Карху явственно оживился:
— А-а-а, вот в самом деле интересный вопрос! Кто даровал, к примеру, Тапио власть над лесами?
Айникки поежилась. Карху заговорил о том, что ей раньше даже в голову не приходило. И что вообще-то людям знать не положено. Разве что жрецам. Интересная беседа — но не отдает ли она кощунством?
— Этого никто не знает, — ответила она уклончиво. — Тапио… он был всегда.
Еще подумала и добавила:
— Наверно, как появились на земле леса, так вместе с ними народился и он.

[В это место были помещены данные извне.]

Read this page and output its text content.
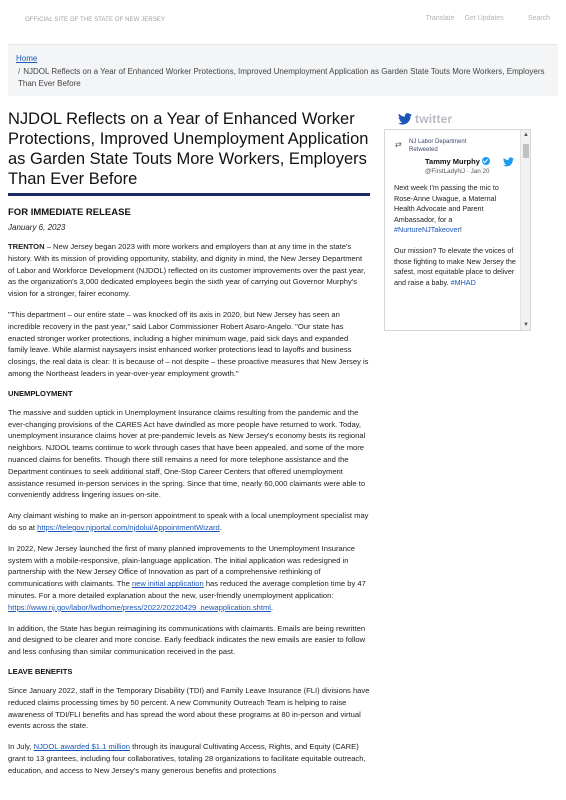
OFFICIAL SITE OF THE STATE OF NEW JERSEY	Translate Get Updates	Search
Home
/ NJDOL Reflects on a Year of Enhanced Worker Protections, Improved Unemployment Application as Garden State Touts More Workers, Employers Than Ever Before
NJDOL Reflects on a Year of Enhanced Worker Protections, Improved Unemployment Application as Garden State Touts More Workers, Employers Than Ever Before
FOR IMMEDIATE RELEASE
January 6, 2023

TRENTON – New Jersey began 2023 with more workers and employers than at any time in the state's history. With its mission of providing opportunity, stability, and dignity in mind, the New Jersey Department of Labor and Workforce Development (NJDOL) reflected on its customer improvements over the past year, as the organization's 3,000 dedicated employees begin the sixth year of carrying out Governor Murphy's vision for a stronger, fairer economy.

"This department – our entire state – was knocked off its axis in 2020, but New Jersey has seen an incredible recovery in the past year," said Labor Commissioner Robert Asaro-Angelo. "Our state has enacted stronger worker protections, including a higher minimum wage, paid sick days and expanded family leave. While alarmist naysayers insist enhanced worker protections lead to layoffs and business closings, the real data is clear: It is because of – not despite – these proactive measures that New Jersey is among the Northeast leaders in year-over-year employment growth."

UNEMPLOYMENT

The massive and sudden uptick in Unemployment Insurance claims resulting from the pandemic and the ever-changing provisions of the CARES Act have dwindled as more people have returned to work. Today, unemployment insurance claims hover at pre-pandemic levels as New Jersey's economy bests its regional neighbors. NJDOL teams continue to work through cases that have been appealed, and some of the more nuanced claims for benefits. Though there still remains a need for more telephone assistance and the Department continues to seek additional staff, One-Stop Career Centers that offered unemployment assistance resumed in-person services in the spring. Since that time, nearly 60,000 claimants were able to conveniently address lingering issues on-site.

Any claimant wishing to make an in-person appointment to speak with a local unemployment specialist may do so at https://telegov.njportal.com/njdolui/AppointmentWizard.

In 2022, New Jersey launched the first of many planned improvements to the Unemployment Insurance system with a mobile-responsive, plain-language application. The initial application was redesigned in partnership with the New Jersey Office of Innovation as part of a comprehensive rethinking of communications with claimants. The new initial application has reduced the average completion time by 47 minutes. For a more detailed explanation about the new, user-friendly unemployment application: https://www.nj.gov/labor/lwdhome/press/2022/20220429_newapplication.shtml.

In addition, the State has begun reimagining its communications with claimants. Emails are being rewritten and designed to be clearer and more concise. Early feedback indicates the new emails are easier to follow and less confusing than similar communication received in the past.

LEAVE BENEFITS

Since January 2022, staff in the Temporary Disability (TDI) and Family Leave Insurance (FLI) divisions have reduced claims processing times by 50 percent. A new Community Outreach Team is helping to raise awareness of TDI/FLI benefits and has spread the word about these programs at 80 in-person and virtual events across the state.

In July, NJDOL awarded $1.1 million through its inaugural Cultivating Access, Rights, and Equity (CARE) grant to 13 grantees, including four collaboratives, totaling 28 organizations to facilitate equitable outreach, education, and access to New Jersey's many generous benefits and protections

twitter
⇄ NJ Labor Department
Retweeted
Tammy Murphy
@FirstLadyNJ · Jan 20
Next week I'm passing the mic to Rose-Anne Uwague, a Maternal Health Advocate and Parent Ambassador, for a #NurtureNJTakeover!
Our mission? To elevate the voices of those fighting to make New Jersey the safest, most equitable place to deliver and raise a baby. #MHAD
▲
▼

— Не так глупо, — одобрительно сказал Карху. — Люди о богах рассуждать не могут, ибо божество есть нечто недоступное их человеческому разумению. Так же как не может дождевой червь или мотылек-однодневка понять, что есть человек. Он способен соприкоснуться с высшим лишь в тот миг, когда этот высший его прихлопнет или разрубит пополам лопатой. Век бога и век человека несопоставимы. Время богов течет по-иному, да, подозреваю, и законы мира для них совсем иные, нежели для нас… И все же вернемся к моему вопросу. Могущество и власть не являются сами по себе признаками божества. Это лишь следствия… чего?